Werlé received the rank of Chef de Brigade on 25 March 1799 and promoted to Général de Brigade on 29 August 1803. He commanded a brigade in Jean-Baptiste Drouet, Comte d'Erlon's division of Marshal Jean-Baptiste Bernadotte's I Corps at the Battle of Austerlitz. Still serving as an I Corps brigadier, he played a role in the Battle of Schleiz on 9 October 1806, clearing a forest of Prussian outposts. He participated in the pursuit of the Prussian Army after Emperor Napoleon's army defeated it at the Battle of Jena–Auerstedt. He participated in the defeat of Duke Eugen of Württemberg's corps at the Battle of Halle on 17 October. Later, he was in on the defeat and capture of Gebhard Leberecht von Blücher's column in the Battle of Lübeck on 6 November.

== Peninsular War ==

In November 1809, Werlé led a Polish division in IV Corps at the decisive French victory at the Battle of Ocaña.
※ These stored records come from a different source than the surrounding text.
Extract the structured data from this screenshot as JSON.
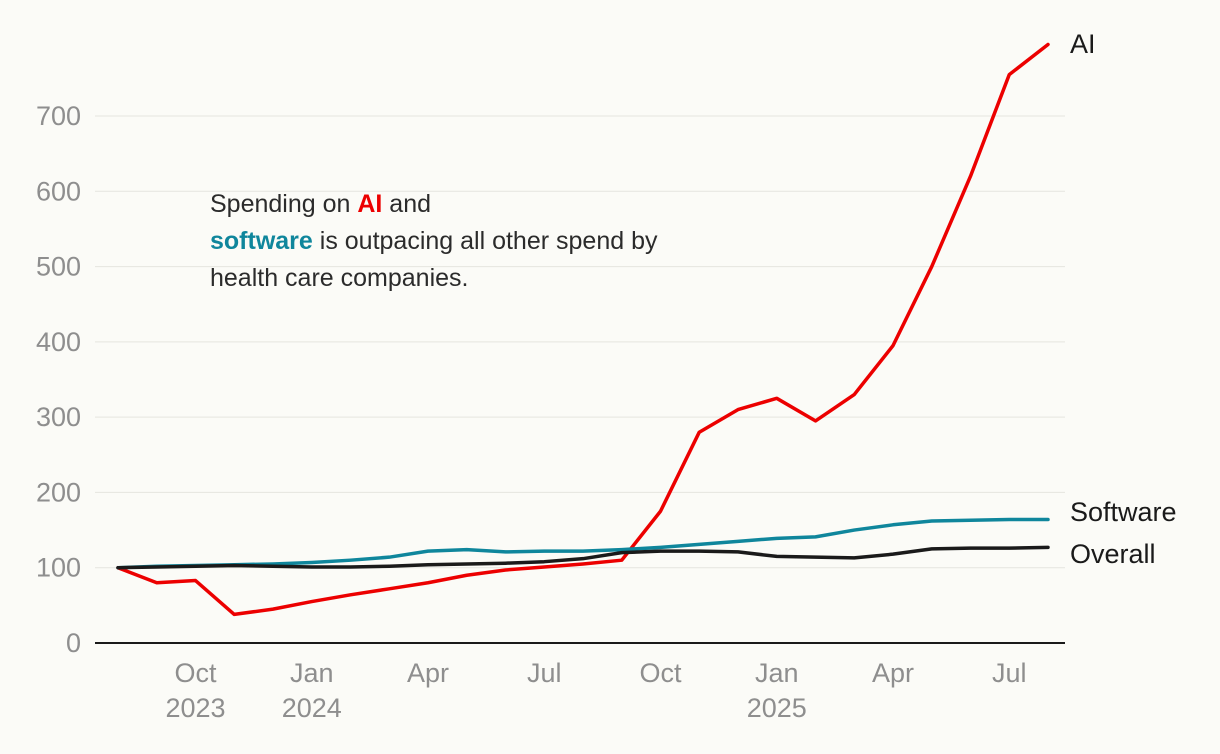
{
  "annotation": {
    "part1": "Spending on ",
    "ai_label": "AI",
    "part2": " and",
    "software_label": "software",
    "part3": " is outpacing all other spend by",
    "part4": "health care companies."
  },
  "chart_data": {
    "type": "line",
    "title": "Spending on AI and software is outpacing all other spend by health care companies.",
    "x_unit": "month",
    "x": [
      "Aug 2023",
      "Sep 2023",
      "Oct 2023",
      "Nov 2023",
      "Dec 2023",
      "Jan 2024",
      "Feb 2024",
      "Mar 2024",
      "Apr 2024",
      "May 2024",
      "Jun 2024",
      "Jul 2024",
      "Aug 2024",
      "Sep 2024",
      "Oct 2024",
      "Nov 2024",
      "Dec 2024",
      "Jan 2025",
      "Feb 2025",
      "Mar 2025",
      "Apr 2025",
      "May 2025",
      "Jun 2025",
      "Jul 2025",
      "Aug 2025"
    ],
    "x_ticks": [
      {
        "label": "Oct",
        "year": "2023",
        "index": 2
      },
      {
        "label": "Jan",
        "year": "2024",
        "index": 5
      },
      {
        "label": "Apr",
        "year": "",
        "index": 8
      },
      {
        "label": "Jul",
        "year": "",
        "index": 11
      },
      {
        "label": "Oct",
        "year": "",
        "index": 14
      },
      {
        "label": "Jan",
        "year": "2025",
        "index": 17
      },
      {
        "label": "Apr",
        "year": "",
        "index": 20
      },
      {
        "label": "Jul",
        "year": "",
        "index": 23
      }
    ],
    "y_ticks": [
      0,
      100,
      200,
      300,
      400,
      500,
      600,
      700
    ],
    "ylim": [
      0,
      800
    ],
    "grid": "horizontal",
    "legend_position": "right-end-labels",
    "series": [
      {
        "name": "AI",
        "color": "#ec0000",
        "values": [
          100,
          80,
          83,
          38,
          45,
          55,
          64,
          72,
          80,
          90,
          97,
          101,
          105,
          110,
          175,
          280,
          310,
          325,
          295,
          330,
          395,
          500,
          620,
          755,
          795
        ]
      },
      {
        "name": "Software",
        "color": "#0f869c",
        "values": [
          100,
          102,
          103,
          104,
          105,
          107,
          110,
          114,
          122,
          124,
          121,
          122,
          122,
          124,
          127,
          131,
          135,
          139,
          141,
          150,
          157,
          162,
          163,
          164,
          164
        ]
      },
      {
        "name": "Overall",
        "color": "#1a1a1a",
        "values": [
          100,
          101,
          102,
          103,
          102,
          101,
          101,
          102,
          104,
          105,
          106,
          108,
          112,
          120,
          122,
          122,
          121,
          115,
          114,
          113,
          118,
          125,
          126,
          126,
          127
        ]
      }
    ],
    "colors": {
      "grid": "#e5e5df",
      "axis_text": "#8e8e8e",
      "axis_line": "#1a1a1a",
      "background": "#fbfbf7"
    }
  }
}
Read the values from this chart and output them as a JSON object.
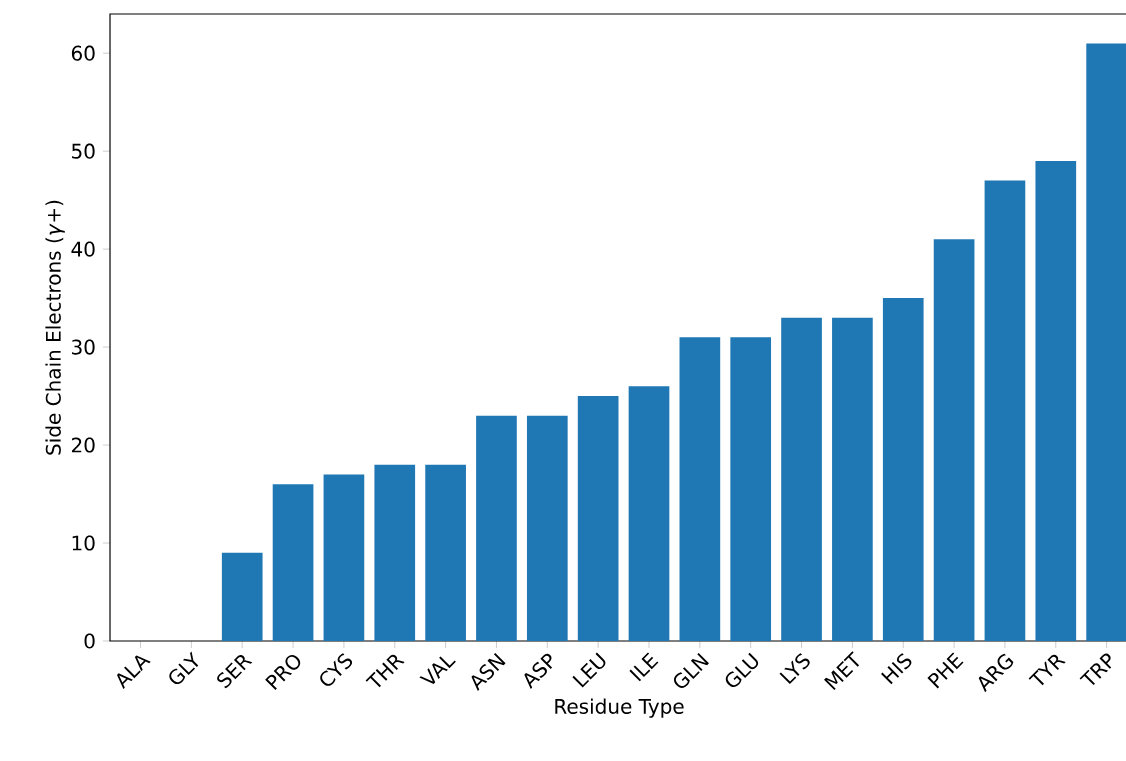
{
  "chart_data": {
    "type": "bar",
    "xlabel": "Residue Type",
    "ylabel": "Side Chain Electrons (*γ*+)",
    "categories": [
      "ALA",
      "GLY",
      "SER",
      "PRO",
      "CYS",
      "THR",
      "VAL",
      "ASN",
      "ASP",
      "LEU",
      "ILE",
      "GLN",
      "GLU",
      "LYS",
      "MET",
      "HIS",
      "PHE",
      "ARG",
      "TYR",
      "TRP"
    ],
    "values": [
      0,
      0,
      9,
      16,
      17,
      18,
      18,
      23,
      23,
      25,
      26,
      31,
      31,
      33,
      33,
      35,
      41,
      47,
      49,
      61
    ],
    "color": "#1f77b4",
    "ylim": [
      0,
      64
    ],
    "yticks": [
      0,
      10,
      20,
      30,
      40,
      50,
      60
    ]
  }
}
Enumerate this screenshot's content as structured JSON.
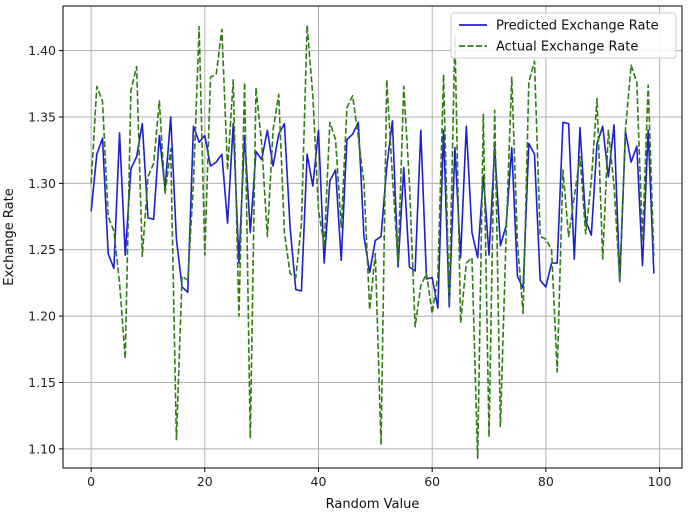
{
  "chart_data": {
    "type": "line",
    "title": "",
    "xlabel": "Random Value",
    "ylabel": "Exchange Rate",
    "xlim": [
      -4.95,
      103.95
    ],
    "ylim": [
      1.0856,
      1.4336
    ],
    "xticks": [
      0,
      20,
      40,
      60,
      80,
      100
    ],
    "yticks": [
      1.1,
      1.15,
      1.2,
      1.25,
      1.3,
      1.35,
      1.4
    ],
    "grid": true,
    "legend_position": "top-right",
    "x": [
      0,
      1,
      2,
      3,
      4,
      5,
      6,
      7,
      8,
      9,
      10,
      11,
      12,
      13,
      14,
      15,
      16,
      17,
      18,
      19,
      20,
      21,
      22,
      23,
      24,
      25,
      26,
      27,
      28,
      29,
      30,
      31,
      32,
      33,
      34,
      35,
      36,
      37,
      38,
      39,
      40,
      41,
      42,
      43,
      44,
      45,
      46,
      47,
      48,
      49,
      50,
      51,
      52,
      53,
      54,
      55,
      56,
      57,
      58,
      59,
      60,
      61,
      62,
      63,
      64,
      65,
      66,
      67,
      68,
      69,
      70,
      71,
      72,
      73,
      74,
      75,
      76,
      77,
      78,
      79,
      80,
      81,
      82,
      83,
      84,
      85,
      86,
      87,
      88,
      89,
      90,
      91,
      92,
      93,
      94,
      95,
      96,
      97,
      98,
      99
    ],
    "series": [
      {
        "name": "Predicted Exchange Rate",
        "color": "#1f1fd1",
        "style": "solid",
        "values": [
          1.279,
          1.322,
          1.334,
          1.247,
          1.236,
          1.338,
          1.246,
          1.311,
          1.32,
          1.345,
          1.274,
          1.273,
          1.336,
          1.296,
          1.35,
          1.258,
          1.222,
          1.218,
          1.343,
          1.331,
          1.336,
          1.313,
          1.316,
          1.322,
          1.27,
          1.345,
          1.24,
          1.336,
          1.263,
          1.324,
          1.318,
          1.34,
          1.313,
          1.337,
          1.345,
          1.267,
          1.22,
          1.219,
          1.322,
          1.298,
          1.34,
          1.24,
          1.302,
          1.31,
          1.242,
          1.333,
          1.337,
          1.346,
          1.26,
          1.233,
          1.257,
          1.26,
          1.312,
          1.347,
          1.237,
          1.312,
          1.237,
          1.234,
          1.34,
          1.228,
          1.229,
          1.206,
          1.34,
          1.207,
          1.327,
          1.244,
          1.343,
          1.263,
          1.244,
          1.306,
          1.246,
          1.327,
          1.253,
          1.268,
          1.327,
          1.23,
          1.221,
          1.33,
          1.322,
          1.227,
          1.222,
          1.24,
          1.24,
          1.346,
          1.345,
          1.243,
          1.342,
          1.272,
          1.261,
          1.33,
          1.343,
          1.305,
          1.344,
          1.226,
          1.339,
          1.316,
          1.328,
          1.238,
          1.34,
          1.232
        ]
      },
      {
        "name": "Actual Exchange Rate",
        "color": "#2e7d12",
        "style": "dashed",
        "values": [
          1.3,
          1.373,
          1.362,
          1.275,
          1.264,
          1.225,
          1.168,
          1.37,
          1.388,
          1.245,
          1.305,
          1.315,
          1.362,
          1.292,
          1.326,
          1.107,
          1.23,
          1.227,
          1.3,
          1.418,
          1.246,
          1.38,
          1.382,
          1.416,
          1.31,
          1.378,
          1.2,
          1.376,
          1.108,
          1.372,
          1.33,
          1.26,
          1.34,
          1.367,
          1.263,
          1.232,
          1.229,
          1.27,
          1.419,
          1.366,
          1.28,
          1.253,
          1.346,
          1.333,
          1.267,
          1.357,
          1.366,
          1.335,
          1.3,
          1.205,
          1.247,
          1.103,
          1.378,
          1.306,
          1.24,
          1.373,
          1.3,
          1.192,
          1.223,
          1.232,
          1.202,
          1.23,
          1.382,
          1.21,
          1.411,
          1.195,
          1.24,
          1.244,
          1.093,
          1.352,
          1.109,
          1.355,
          1.117,
          1.26,
          1.38,
          1.255,
          1.202,
          1.376,
          1.392,
          1.26,
          1.258,
          1.25,
          1.158,
          1.31,
          1.26,
          1.29,
          1.32,
          1.262,
          1.302,
          1.364,
          1.243,
          1.34,
          1.298,
          1.226,
          1.34,
          1.389,
          1.376,
          1.256,
          1.374,
          1.245
        ]
      }
    ]
  }
}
His 5,600-man brigade (actually the size of a division) formed the French reserve at the Battle of Albuera. He was killed in that battle when Marshal Soult sent the reserve into the battle. After a bitter firefight with Lowry Cole's British division, Werlé's French soldiers were defeated.

Aside from his military rank, Werlé became a Commander of the Légion d'Honneur on 14 June 1804, and was made a Baron of the Empire on 27 November 1808.